More specifically, it is worth asking just how poor a performance 2015/16 for the over-2% value threshold proved to be relative to expectation, and whether it's a sign that something is wrong. We can provide an answer by running a Monte Carlo simulation which allows us to investigate the distribution of theoretically possible yields based on our betting history. I have described the general approach to the Monte Carlo Method in my article for Pinnacle Sports, which includes details of how to perform the analysis in Excel. My simulation here has produced 100,000 different possible finishing yields, shown in the distribution below (at 0.1% yield intervals). You can see clearly that this distribution is essentially normal, as would be expected given the way the yields are generated (by means of an random number generator).

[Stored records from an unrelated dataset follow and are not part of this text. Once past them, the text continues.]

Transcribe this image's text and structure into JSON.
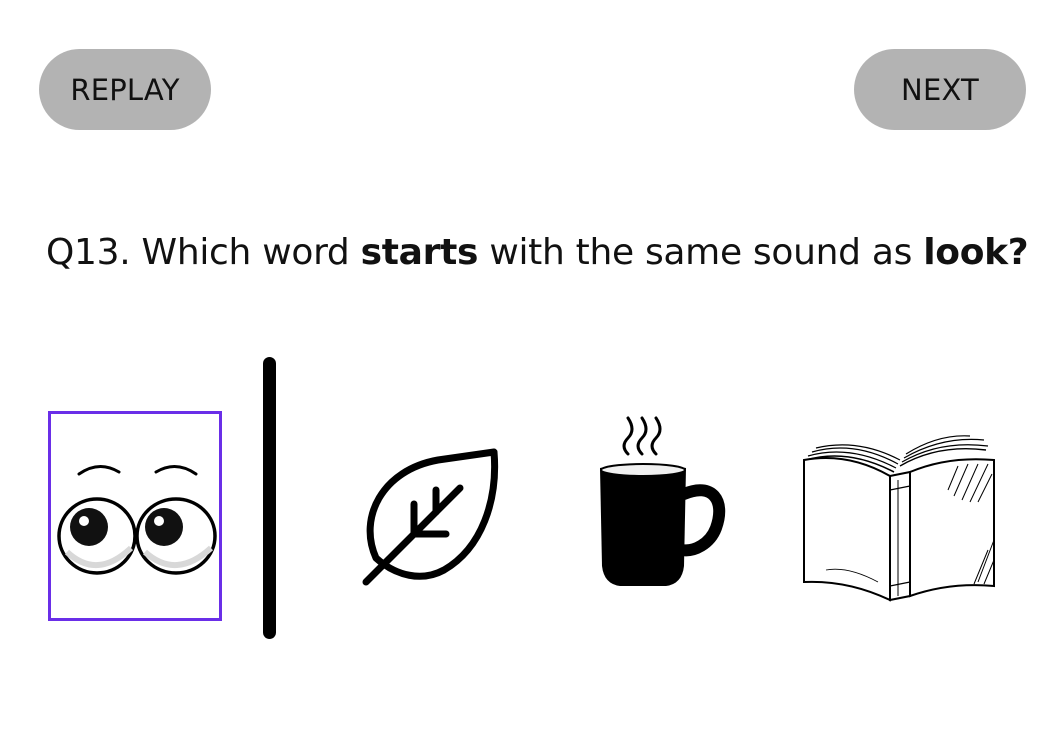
{
  "toolbar": {
    "replay_label": "REPLAY",
    "next_label": "NEXT"
  },
  "question": {
    "prefix": "Q13. Which word ",
    "emphasis_1": "starts",
    "middle": " with the same sound as ",
    "emphasis_2": "look?"
  },
  "target": {
    "icon": "eyes-icon",
    "selection_color": "#6a2ee8"
  },
  "choices": [
    {
      "icon": "leaf-icon"
    },
    {
      "icon": "mug-icon"
    },
    {
      "icon": "book-icon"
    }
  ],
  "colors": {
    "button_bg": "#b3b3b3",
    "text": "#111111",
    "accent": "#6a2ee8"
  }
}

You can see clearly from the distribution that despite holding a theoretical advantage of over 4%, a sizeable percentage of theoretical yields fall below 0%. In fact the figure is 15.7%. 81.8% of the time we would expect our performance to be better than the actual yield of 0.4% given the number of bets in the sample and the odds they had. This is well within the realms of good and bad luck as defined by statisticians, so we should not abandon our system as one that is no longer working. Furthermore, the performances at the higher value thresholds are closer to expectation and should give us confidence to continue with this methodology throughout the following season.